Terrorismo, criminalità, e tanto altro. In oltre 45 anni di attività, il Gis si è distinto in tante operazioni, dai teatri di guerra (Balcani, Afghanistan, Iraq) ai sequestri di persona a scopo di estorsione, tra i quali quello di Patrizia Tacchella, rapita in Veneto nel 1990 quando aveva solo 8 anni. «Fummo molto bravi in quella occasione - ricorda Alfa - Il rischio di un conflitto a fuoco era elevato. I rapitori non si accorsero di nulla e riuscimmo a liberare l’ostaggio senza che nessuno si facesse male». Quella è stata anche l’unica volta in cui Alfa si tolse il passamontagna facendo vedere il suo volto alla piccola. «Dovevamo tranquillizzarla, le dissi “Siamo carabinieri, ti portiamo a casa”. Ricordo ancora oggi il suo abbraccio e la frase “Vi aspettavo”. L’ho incontrata anni dopo, è stato davvero emozionante». Nel suo curriculum anche la scorta al magistrato antimafia Nino Di Matteo.
Ma cosa si prova un secondo prima di entrare in azione? «Attraverso questa piccola fessura - spiega Alfa indicando il passamontagna - ci guardiamo negli occhi per capire quando siamo pronti. Poi abbiamo un modo di salutarci, stringendo il braccio di chi è davanti a noi per fargli sentire che non è solo. Quando il comandante dell’aliquota dà il segnale, spariscono pensieri e sensazioni, scorre l’adrenalina e agisci. Bisogna solo concentrarsi sull’azione in cui ognuno di noi ha un compito. Tutti abbiamo una fede immensa in Dio, ognuno di noi si affida a lui oltre che al collega accanto».

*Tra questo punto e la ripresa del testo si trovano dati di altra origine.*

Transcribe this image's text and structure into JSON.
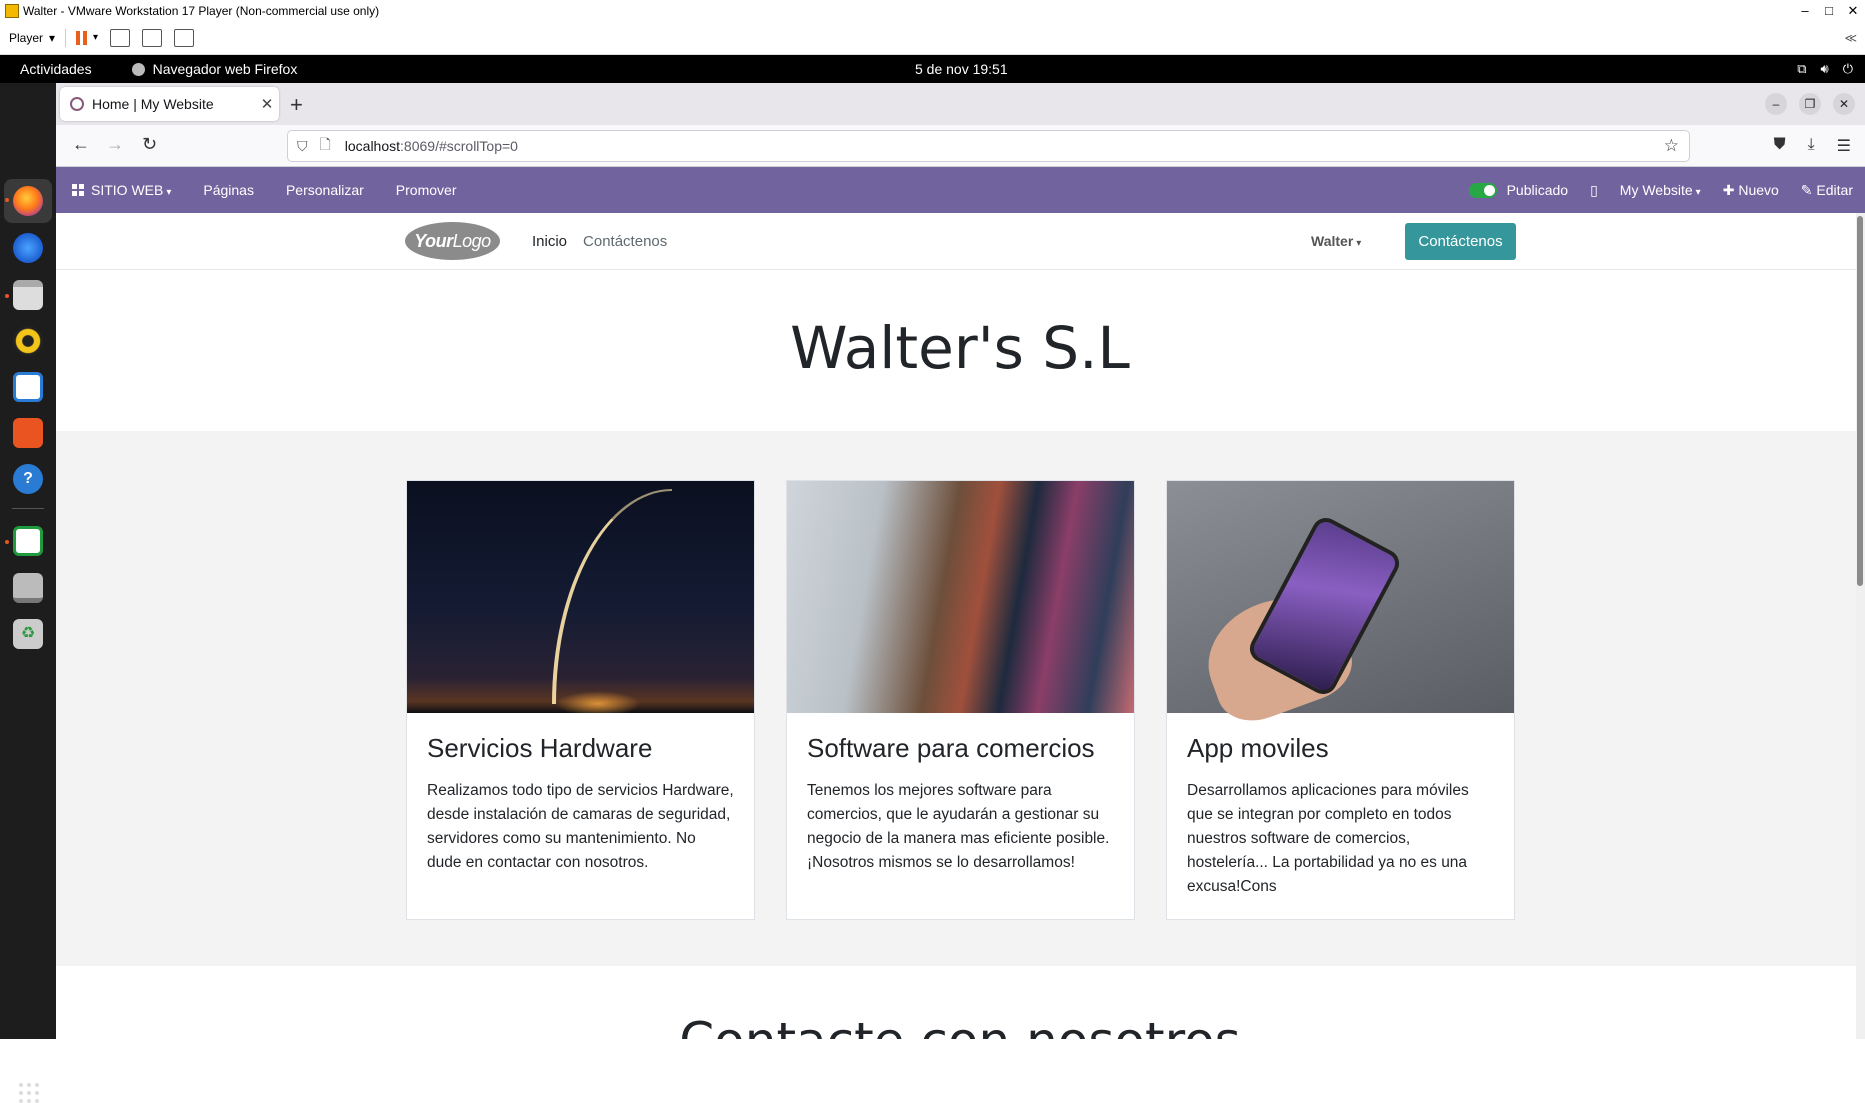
{
  "vmware": {
    "title": "Walter - VMware Workstation 17 Player (Non-commercial use only)",
    "player_label": "Player",
    "collapse": "≪"
  },
  "gnome": {
    "activities": "Actividades",
    "app_name": "Navegador web Firefox",
    "clock": "5 de nov  19:51"
  },
  "firefox": {
    "tab_title": "Home | My Website",
    "url_host": "localhost",
    "url_rest": ":8069/#scrollTop=0"
  },
  "odoo_bar": {
    "website_menu": "SITIO WEB",
    "pages": "Páginas",
    "customize": "Personalizar",
    "promote": "Promover",
    "published": "Publicado",
    "website_select": "My Website",
    "new": "Nuevo",
    "edit": "Editar"
  },
  "site": {
    "logo_your": "Your",
    "logo_logo": "Logo",
    "nav": [
      "Inicio",
      "Contáctenos"
    ],
    "user": "Walter",
    "cta": "Contáctenos",
    "hero_title": "Walter's S.L",
    "cards": [
      {
        "title": "Servicios Hardware",
        "text": "Realizamos todo tipo de servicios Hardware, desde instalación de camaras de seguridad, servidores como su mantenimiento. No dude en contactar con nosotros."
      },
      {
        "title": "Software para comercios",
        "text": "Tenemos los mejores software para comercios, que le ayudarán a gestionar su negocio de la manera mas eficiente posible.¡Nosotros mismos se lo desarrollamos!"
      },
      {
        "title": "App moviles",
        "text": "Desarrollamos aplicaciones para móviles que se integran por completo en todos nuestros software de comercios, hostelería... La portabilidad ya no es una excusa!Cons"
      }
    ],
    "bottom_title": "Contacte con nosotros"
  },
  "colors": {
    "odoo_bar": "#71639e",
    "cta": "#35979c",
    "published_toggle": "#28a745"
  }
}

Alfa, tra i carabinieri più decorati d’Italia, indossa ancora il passamontagna. «Nel 2020 decisi di toglierlo, poi però io e la mia famiglia abbiamo ricevuto minacce dopo un post sui social in cui criticavo il governo su alcuni aspetti nella gestione della pandemia. Ho preferito riprendere alcune precauzioni». Una vita complicata la sua, fatta di rinunce, soprattutto in famiglia. «Non mi sono potuto godere la famiglia e i figli, accompagnarli a scuola o a un allenamento di calcio, leggere insieme una pagella, festeggiare il Natale. Tante rinunce, ma anche in questo sono stato fortunato avendo accanto una moglie straordinaria».

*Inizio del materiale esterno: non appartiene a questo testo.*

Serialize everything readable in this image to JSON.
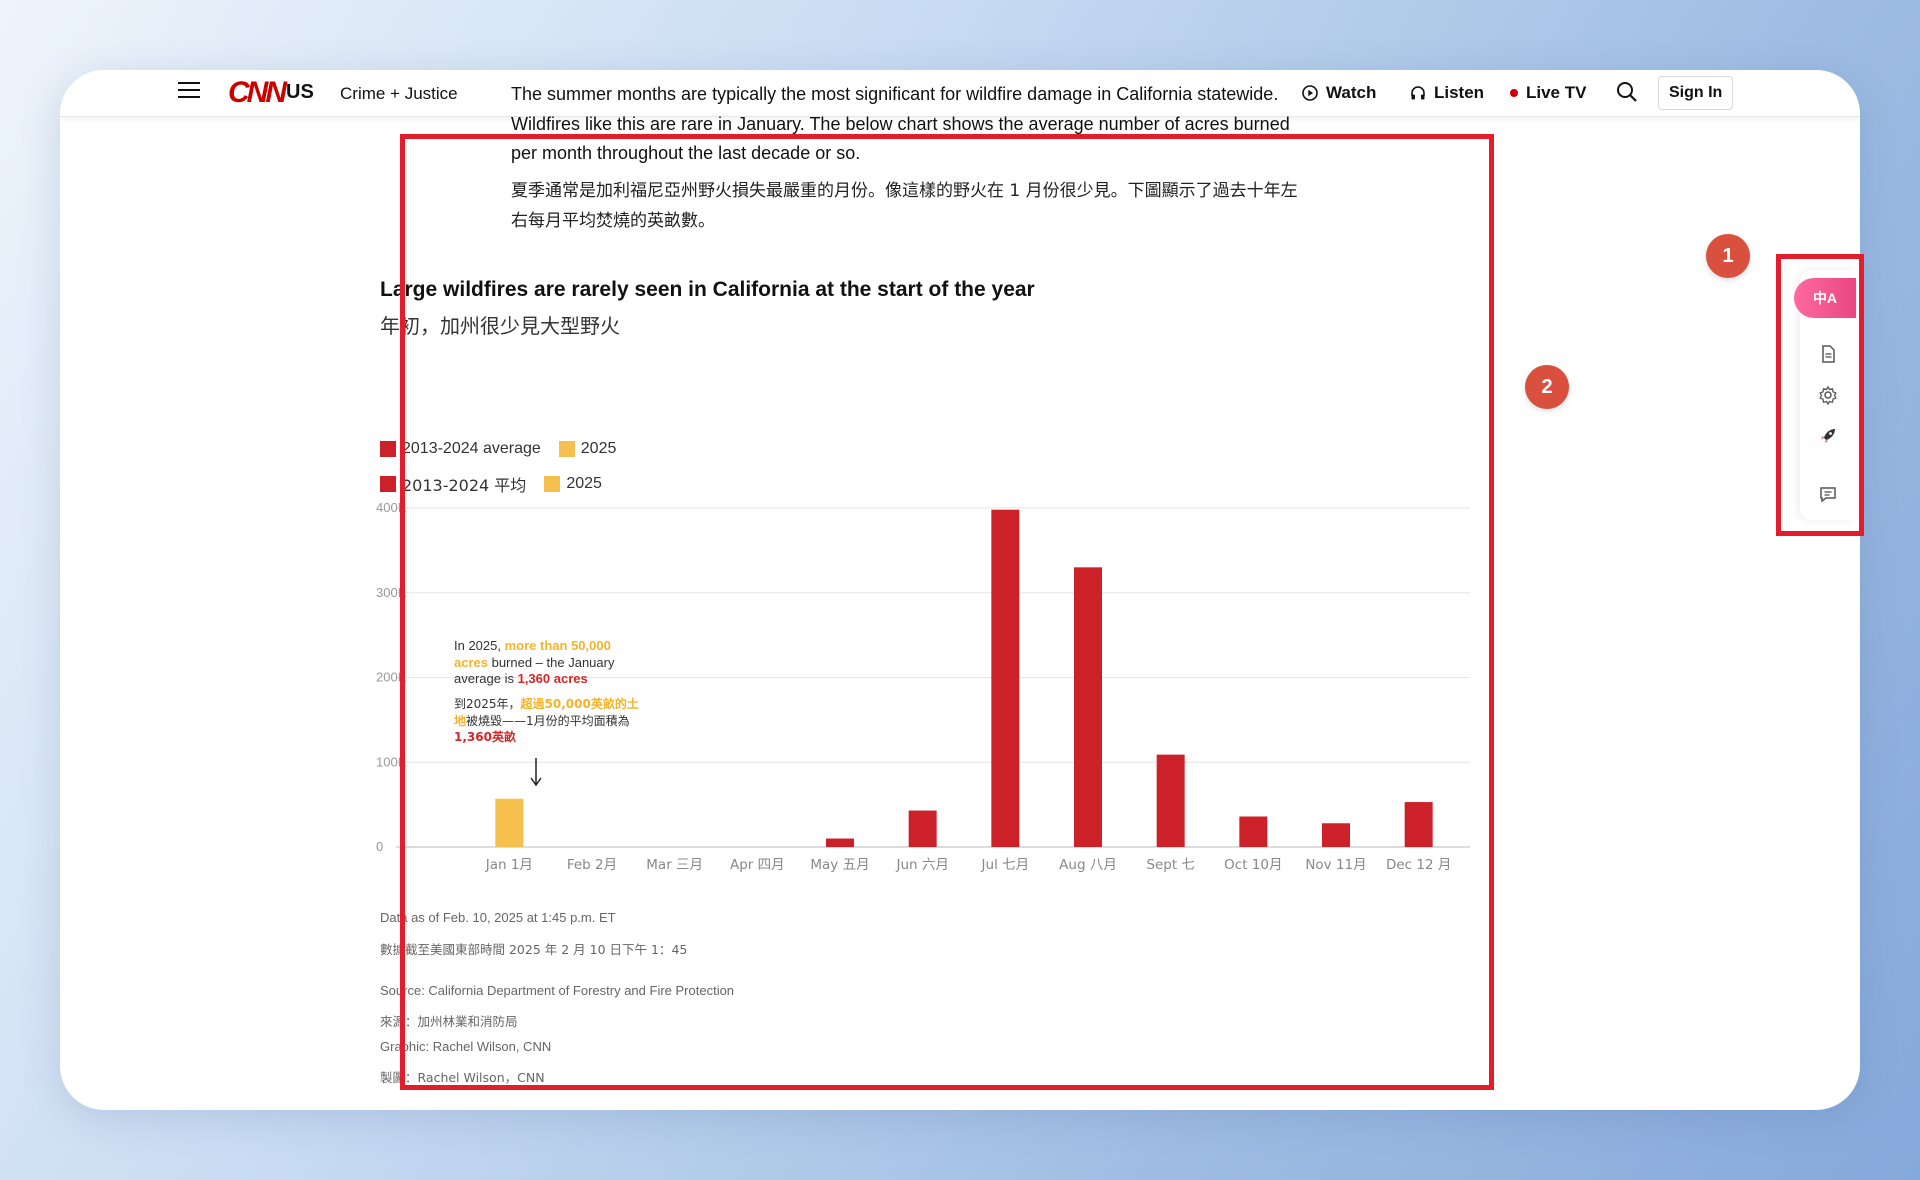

Sul suo sguardo, cala un velo di tristezza solo quando parla dei rapporti non sereni con l’Arma che Alfa ha servito per quasi mezzo secolo. «Vorrei un confronto con i vertici dell’Arma. Vorrei sapere perché mi stanno trattando in modo ostile». Oggi Alfa si divide tra la famiglia e il progetto di un’Accademia che sta nascendo in provincia di Como, «una parte sarà dedicata all’aggiornamento delle forze di polizia. Un’altra ai giovani, sono molto preoccupato da come ragionano, li vedo alla deriva. Dobbiamo fare qualcosa per loro».

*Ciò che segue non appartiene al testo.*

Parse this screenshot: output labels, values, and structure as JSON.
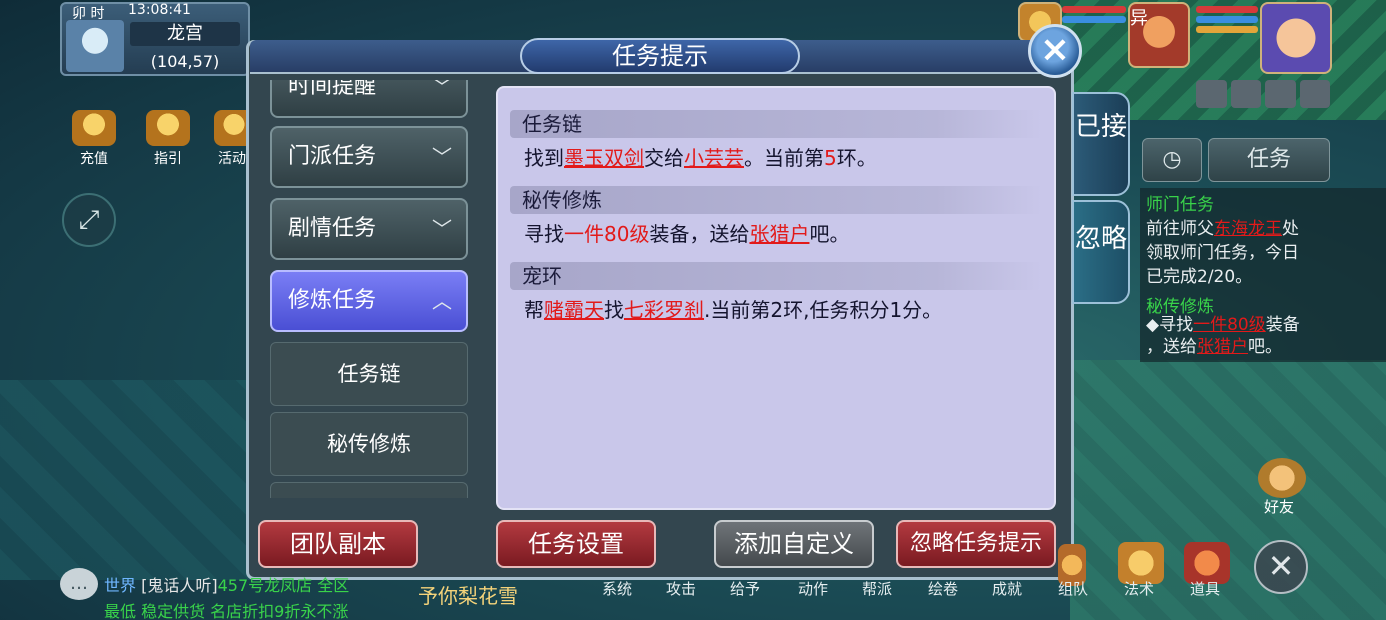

Su uno schermo scorrono le immagini delle stragi di mafia e di Nassiriya; delle operazioni del Gis e di Francesco Cossiga. Sul palco sale Vito, un bambino di 9 anni che ha già avuto modo di parlare con il comandate Alfa. Impossibile perdere l’occasione di salutarlo quando il suo idolo è in paese. «Vorrei fare il carabiniere - è la sintesi della sua lettera aperta - Non so se ci riuscirò, ma volevo ringraziarti dei valori che rappresenti». Almeno un seme, non c’è dubbio, è già germogliato.